The court held this stand offended Article 14 (Right to Equality) as there is no nexus between the new rules and the object the rules sought to achieve.
The HC also faulted the amended rules, pointing out that the Centre had not followed the mandatory requirement under the Environment (Protection) Act, 1986, to publish a draft amendment calling for objections and suggestions from the public. Neither was any order passed for dispensing with the procedure in public interest. The Bombay high court made it clear that preconditions for making rules are not to be trifled with by governments when it stayed an amendment to the Centre’s Noise Pollution (Control and Regulation) Rules, 2000, on the grounds that it was made without first issuing a public notice.
The court reiterated that the right to peaceful existence without noise pollution is a fundamental right to life and hence, bringing in an amendment that would breach such right was not in public interest.
The HC said the Environment Protection Act, 1986, makes it mandatory for a notice to be issued before tinkering with any rules under it so that the public can offer objections and suggestions to be incorporated. Such notice can be dispensed with only in public interest. The crux of Friday’s HC order was how the court rejected the state’s contention that dispensing with the notice was justified as the amendment was in public interest.
The requirement of a notice seeking objections and suggestions is provided only in certain statutes where public rights are at stake or the proposed modification affects a section of the public. Hence the provision ought to be strictly complied with, the higher judiciary had held in the past.
While “public interest“ is held to be supreme, the apex court has in various judgments upheld the sanctity of a prescribed consultative process over draft rules. In a democracy , the main object of publishing draft rules is to gi ve affected persons an opportunity to object to all or any of the proposed rules, or suggest modifications. It is only when there in urgency in public interest that a rule-making authority may dispense with the procedure.

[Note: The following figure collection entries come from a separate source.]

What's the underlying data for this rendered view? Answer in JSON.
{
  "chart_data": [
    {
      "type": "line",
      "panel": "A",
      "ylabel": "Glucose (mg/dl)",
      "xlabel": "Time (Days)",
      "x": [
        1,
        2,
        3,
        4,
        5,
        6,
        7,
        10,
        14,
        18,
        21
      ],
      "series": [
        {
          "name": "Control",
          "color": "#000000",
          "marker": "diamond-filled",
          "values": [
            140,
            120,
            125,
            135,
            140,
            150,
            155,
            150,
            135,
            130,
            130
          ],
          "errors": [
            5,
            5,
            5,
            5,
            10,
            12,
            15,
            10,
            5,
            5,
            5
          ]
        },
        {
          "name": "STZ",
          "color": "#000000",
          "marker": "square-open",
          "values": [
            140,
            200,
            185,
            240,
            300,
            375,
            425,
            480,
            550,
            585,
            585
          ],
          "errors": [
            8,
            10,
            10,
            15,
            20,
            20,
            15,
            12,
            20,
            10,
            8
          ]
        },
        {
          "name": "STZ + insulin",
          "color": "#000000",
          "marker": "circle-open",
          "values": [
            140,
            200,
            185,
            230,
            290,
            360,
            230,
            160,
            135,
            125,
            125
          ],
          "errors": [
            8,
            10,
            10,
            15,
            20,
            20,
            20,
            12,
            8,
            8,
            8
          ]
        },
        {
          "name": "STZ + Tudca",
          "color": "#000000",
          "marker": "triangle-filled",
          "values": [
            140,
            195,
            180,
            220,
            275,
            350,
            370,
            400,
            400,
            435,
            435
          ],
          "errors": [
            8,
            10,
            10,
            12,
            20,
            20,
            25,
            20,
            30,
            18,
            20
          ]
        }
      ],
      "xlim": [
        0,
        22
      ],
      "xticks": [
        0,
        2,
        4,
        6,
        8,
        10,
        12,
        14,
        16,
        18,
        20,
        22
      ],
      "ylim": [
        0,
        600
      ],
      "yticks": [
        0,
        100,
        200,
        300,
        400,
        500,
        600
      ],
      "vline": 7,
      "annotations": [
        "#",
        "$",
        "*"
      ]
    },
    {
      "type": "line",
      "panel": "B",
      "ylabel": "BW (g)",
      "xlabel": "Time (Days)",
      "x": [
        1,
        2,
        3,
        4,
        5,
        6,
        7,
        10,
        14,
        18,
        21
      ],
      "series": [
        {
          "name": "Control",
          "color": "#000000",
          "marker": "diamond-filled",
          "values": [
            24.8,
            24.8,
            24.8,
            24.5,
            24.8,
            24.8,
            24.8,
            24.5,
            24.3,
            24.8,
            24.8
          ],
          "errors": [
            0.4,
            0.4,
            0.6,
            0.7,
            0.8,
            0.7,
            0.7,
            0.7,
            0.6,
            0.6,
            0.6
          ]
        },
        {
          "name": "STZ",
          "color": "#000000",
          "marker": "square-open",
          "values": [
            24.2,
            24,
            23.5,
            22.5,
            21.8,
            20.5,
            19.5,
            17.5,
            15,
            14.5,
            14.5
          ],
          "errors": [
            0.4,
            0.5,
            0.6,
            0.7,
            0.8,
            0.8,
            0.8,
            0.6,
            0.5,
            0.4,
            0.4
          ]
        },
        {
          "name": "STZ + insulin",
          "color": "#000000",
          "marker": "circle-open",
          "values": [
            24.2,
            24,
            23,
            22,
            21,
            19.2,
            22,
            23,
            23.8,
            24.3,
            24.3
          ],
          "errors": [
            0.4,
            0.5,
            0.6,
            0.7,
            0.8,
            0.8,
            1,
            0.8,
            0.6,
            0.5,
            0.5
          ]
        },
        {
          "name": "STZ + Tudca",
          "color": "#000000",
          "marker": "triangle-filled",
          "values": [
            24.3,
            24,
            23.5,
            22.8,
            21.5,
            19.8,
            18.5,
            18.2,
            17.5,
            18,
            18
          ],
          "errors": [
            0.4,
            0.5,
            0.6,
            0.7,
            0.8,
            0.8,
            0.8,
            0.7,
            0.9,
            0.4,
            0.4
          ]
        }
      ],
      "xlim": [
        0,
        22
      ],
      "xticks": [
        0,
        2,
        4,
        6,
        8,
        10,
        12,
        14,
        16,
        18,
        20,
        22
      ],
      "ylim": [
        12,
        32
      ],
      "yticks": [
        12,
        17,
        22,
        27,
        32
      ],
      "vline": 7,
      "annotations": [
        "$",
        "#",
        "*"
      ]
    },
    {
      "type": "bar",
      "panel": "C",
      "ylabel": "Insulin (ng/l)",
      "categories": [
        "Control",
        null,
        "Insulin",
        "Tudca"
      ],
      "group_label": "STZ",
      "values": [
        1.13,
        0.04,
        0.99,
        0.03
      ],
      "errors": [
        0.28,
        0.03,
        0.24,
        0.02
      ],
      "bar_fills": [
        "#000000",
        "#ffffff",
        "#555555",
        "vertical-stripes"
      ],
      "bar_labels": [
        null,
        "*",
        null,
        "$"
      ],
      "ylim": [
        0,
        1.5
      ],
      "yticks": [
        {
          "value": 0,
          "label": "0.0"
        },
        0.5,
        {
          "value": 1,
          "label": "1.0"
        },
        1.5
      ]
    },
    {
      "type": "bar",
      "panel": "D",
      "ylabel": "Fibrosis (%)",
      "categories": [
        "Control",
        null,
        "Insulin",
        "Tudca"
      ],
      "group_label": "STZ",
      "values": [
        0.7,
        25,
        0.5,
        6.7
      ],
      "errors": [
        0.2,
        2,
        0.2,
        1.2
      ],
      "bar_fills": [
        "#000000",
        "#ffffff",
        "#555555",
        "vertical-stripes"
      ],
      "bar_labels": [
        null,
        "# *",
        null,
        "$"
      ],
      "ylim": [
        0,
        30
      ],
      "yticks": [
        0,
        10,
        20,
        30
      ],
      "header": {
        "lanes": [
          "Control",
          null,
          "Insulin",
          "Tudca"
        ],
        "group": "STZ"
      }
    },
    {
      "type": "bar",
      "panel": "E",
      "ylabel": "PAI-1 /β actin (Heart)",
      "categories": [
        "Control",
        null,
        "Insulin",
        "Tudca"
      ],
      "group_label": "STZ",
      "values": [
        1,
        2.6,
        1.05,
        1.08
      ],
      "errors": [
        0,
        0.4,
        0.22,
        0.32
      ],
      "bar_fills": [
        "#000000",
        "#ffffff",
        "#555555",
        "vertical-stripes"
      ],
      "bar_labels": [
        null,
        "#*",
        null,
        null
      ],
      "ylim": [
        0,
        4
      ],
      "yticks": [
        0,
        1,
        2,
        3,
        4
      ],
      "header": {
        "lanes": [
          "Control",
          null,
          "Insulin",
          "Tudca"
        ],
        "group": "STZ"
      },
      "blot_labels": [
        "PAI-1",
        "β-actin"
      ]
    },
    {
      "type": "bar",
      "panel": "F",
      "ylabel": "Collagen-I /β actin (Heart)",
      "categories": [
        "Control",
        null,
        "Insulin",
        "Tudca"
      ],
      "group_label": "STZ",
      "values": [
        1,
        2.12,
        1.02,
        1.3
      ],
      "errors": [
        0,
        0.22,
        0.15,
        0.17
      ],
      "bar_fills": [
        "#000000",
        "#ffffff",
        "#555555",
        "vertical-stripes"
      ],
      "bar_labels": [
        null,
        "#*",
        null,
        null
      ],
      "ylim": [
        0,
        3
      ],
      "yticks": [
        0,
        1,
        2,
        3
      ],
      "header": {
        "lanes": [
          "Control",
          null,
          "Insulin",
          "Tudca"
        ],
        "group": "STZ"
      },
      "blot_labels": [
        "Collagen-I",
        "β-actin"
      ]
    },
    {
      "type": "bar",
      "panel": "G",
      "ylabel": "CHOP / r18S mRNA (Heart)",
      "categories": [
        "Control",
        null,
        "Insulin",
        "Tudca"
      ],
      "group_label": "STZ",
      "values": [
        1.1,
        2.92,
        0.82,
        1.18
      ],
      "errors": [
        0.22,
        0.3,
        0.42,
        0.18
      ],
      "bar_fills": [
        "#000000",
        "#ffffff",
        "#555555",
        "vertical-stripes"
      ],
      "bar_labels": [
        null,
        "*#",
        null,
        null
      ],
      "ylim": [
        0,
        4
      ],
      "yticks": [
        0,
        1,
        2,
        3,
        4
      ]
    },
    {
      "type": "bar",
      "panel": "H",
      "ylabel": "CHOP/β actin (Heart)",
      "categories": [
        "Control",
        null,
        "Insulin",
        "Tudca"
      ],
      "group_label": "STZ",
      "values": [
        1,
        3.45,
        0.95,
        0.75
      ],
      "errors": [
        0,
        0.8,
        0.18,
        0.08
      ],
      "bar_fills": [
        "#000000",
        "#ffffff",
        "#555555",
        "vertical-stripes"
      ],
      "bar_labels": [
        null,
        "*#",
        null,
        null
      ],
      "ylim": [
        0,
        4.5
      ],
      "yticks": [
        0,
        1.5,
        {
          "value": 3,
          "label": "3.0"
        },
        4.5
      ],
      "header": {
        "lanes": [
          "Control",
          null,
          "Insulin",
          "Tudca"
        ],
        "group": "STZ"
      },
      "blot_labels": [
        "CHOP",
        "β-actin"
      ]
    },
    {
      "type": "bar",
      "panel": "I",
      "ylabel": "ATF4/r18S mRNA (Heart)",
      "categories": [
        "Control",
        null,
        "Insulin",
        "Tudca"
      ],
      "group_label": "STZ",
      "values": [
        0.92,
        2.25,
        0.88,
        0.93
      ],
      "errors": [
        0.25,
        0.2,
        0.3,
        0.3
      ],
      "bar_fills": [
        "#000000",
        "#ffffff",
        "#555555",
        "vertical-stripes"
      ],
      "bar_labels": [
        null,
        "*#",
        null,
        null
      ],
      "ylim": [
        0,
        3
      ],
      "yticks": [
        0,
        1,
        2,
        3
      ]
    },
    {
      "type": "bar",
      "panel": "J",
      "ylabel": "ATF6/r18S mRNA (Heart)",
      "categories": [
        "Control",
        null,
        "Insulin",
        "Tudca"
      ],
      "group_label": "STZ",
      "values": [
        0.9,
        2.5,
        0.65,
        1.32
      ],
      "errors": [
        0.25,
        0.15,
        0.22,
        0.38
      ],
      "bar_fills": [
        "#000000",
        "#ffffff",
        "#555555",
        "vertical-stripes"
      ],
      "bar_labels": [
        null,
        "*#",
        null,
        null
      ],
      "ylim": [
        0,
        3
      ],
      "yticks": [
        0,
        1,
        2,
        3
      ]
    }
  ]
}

The Supreme Court has held that there must be valid reasons; such a vital right cannot be dispensed with merely by a superfluous use of the term “public interest“. “In this case, the statute requires such consultation with the public as it is an issue that concerns the public at large and in a democracy , they deserve to be consulted before any such rule is amended,“ said senior counsel J P Cama.
In case of the anti-noise pollution rules, pertinently , almost all earlier amendments by the Centre had abided by the consultative process.